Cut people a bit of slack and don't take it as a personal insult.

Lillyringlet · 14/04/2019 18:37

Was supposed to be having a friend visit last week at 9am. At 10.40 she still hasn't left her house yet and had a 30-40 minute journey to mine. She also knew full well my toddler has her nap due at noon.

Our toddlers are two days apart so it's not like she doesn't understand toddlers and their need for naps or routine.

I told her we needed to rain check only to get "what? Everything isn't just going to stop because your toddler needs a nap"
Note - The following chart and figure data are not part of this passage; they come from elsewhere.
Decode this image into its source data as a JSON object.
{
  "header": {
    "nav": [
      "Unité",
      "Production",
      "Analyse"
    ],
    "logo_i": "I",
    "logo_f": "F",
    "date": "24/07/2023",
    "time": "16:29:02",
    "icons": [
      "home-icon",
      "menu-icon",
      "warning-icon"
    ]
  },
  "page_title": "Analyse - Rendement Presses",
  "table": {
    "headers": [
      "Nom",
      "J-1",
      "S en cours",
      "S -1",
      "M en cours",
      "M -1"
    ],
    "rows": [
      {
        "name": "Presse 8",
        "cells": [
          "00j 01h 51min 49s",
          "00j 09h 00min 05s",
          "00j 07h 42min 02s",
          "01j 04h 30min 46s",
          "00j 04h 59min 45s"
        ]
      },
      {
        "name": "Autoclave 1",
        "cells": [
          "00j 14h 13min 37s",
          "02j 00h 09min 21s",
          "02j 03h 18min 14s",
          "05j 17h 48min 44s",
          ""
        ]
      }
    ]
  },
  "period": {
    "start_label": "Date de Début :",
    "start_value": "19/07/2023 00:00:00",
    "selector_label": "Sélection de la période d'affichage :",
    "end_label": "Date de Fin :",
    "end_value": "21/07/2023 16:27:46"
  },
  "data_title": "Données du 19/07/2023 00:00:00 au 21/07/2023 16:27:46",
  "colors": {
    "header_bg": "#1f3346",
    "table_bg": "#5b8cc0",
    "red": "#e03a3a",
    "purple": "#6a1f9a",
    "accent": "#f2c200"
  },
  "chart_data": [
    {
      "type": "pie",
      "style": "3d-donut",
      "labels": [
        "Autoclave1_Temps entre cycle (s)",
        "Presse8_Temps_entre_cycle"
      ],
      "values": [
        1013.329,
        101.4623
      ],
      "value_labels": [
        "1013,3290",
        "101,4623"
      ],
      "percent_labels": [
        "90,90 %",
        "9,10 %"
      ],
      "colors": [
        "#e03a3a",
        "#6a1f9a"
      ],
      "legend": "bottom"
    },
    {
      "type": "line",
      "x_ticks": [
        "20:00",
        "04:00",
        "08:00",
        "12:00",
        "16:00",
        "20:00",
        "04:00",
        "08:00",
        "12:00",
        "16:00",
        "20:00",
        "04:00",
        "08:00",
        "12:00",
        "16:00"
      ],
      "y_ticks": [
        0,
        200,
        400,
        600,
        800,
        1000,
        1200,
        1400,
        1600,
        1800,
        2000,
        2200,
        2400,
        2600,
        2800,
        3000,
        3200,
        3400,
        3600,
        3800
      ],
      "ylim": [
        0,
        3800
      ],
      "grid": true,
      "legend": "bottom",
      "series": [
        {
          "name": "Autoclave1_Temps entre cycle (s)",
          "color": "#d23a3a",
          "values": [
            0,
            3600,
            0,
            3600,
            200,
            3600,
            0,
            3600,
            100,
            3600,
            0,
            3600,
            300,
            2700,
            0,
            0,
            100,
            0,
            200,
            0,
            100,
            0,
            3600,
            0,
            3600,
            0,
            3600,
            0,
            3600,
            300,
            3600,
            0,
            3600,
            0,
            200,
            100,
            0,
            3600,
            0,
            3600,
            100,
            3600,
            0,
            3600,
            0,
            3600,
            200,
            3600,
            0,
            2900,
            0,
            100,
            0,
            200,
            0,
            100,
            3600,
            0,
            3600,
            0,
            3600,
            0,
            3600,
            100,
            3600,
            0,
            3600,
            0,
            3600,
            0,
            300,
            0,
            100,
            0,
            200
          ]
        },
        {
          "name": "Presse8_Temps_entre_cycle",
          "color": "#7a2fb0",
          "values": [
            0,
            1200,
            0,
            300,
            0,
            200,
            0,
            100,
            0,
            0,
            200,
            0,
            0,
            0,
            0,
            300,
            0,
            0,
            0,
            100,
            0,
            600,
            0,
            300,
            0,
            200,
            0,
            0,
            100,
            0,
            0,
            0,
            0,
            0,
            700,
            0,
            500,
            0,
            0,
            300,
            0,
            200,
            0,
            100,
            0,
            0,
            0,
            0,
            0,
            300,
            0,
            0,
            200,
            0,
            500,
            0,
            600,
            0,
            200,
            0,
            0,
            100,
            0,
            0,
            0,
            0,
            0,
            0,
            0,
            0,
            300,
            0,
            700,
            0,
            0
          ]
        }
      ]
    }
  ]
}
No but the newborn keeping me up all night means I'm having a nap with her so there's no point coming as you'll just have to leave as soon as you get here.

Her excuse was "we had a busy morning" which translates to "I need to do x - I don't care if I'm late to see lilly. My time is more important"

She want happy that I cancelled on her as normally I have been able to work around it but this time it was literally noon that me, toddler and newborn were going to have a nap. Not my fault she was already almost two hours late and hadn't even left her house yet!

This is also the lady who thought it was OK to bring her dog to a two year olds birthday or "I'll have to leave him in the car then" when it was the middle of a heart wave...

howmanyleftfeet · 14/04/2019 18:38

if you are someone with an ADHD diagnosis, how did you go about getting diagnosed?

I did some research online, and felt pretty sure I had ADHD.

I then went to my GP and asked to be referred. But it turns out in my area, there's a separate service that deals with mental health and neurological stuff and I could self refer. He gave me the details.

I rang and explained. They arranged for a phone consultation that took about 45 minutes. That was to decide whether to refer me and also if I needed any other help.

They referred me on for diagnosis and invited me in for CBT in the short term (which wasn't much use tbh! But then, it involves homework and reflection and I wasn't in the headspace to do that).

I got an appointment for diagnosis about a year later. They said I could bring with me someone who's known me all my life (eg a parent) if I wanted to, so they could add to my background. I didn't, but did bring some old school reports that all said I was bright but hopelessly disorganised. I was diagnosed that day, after a consultation.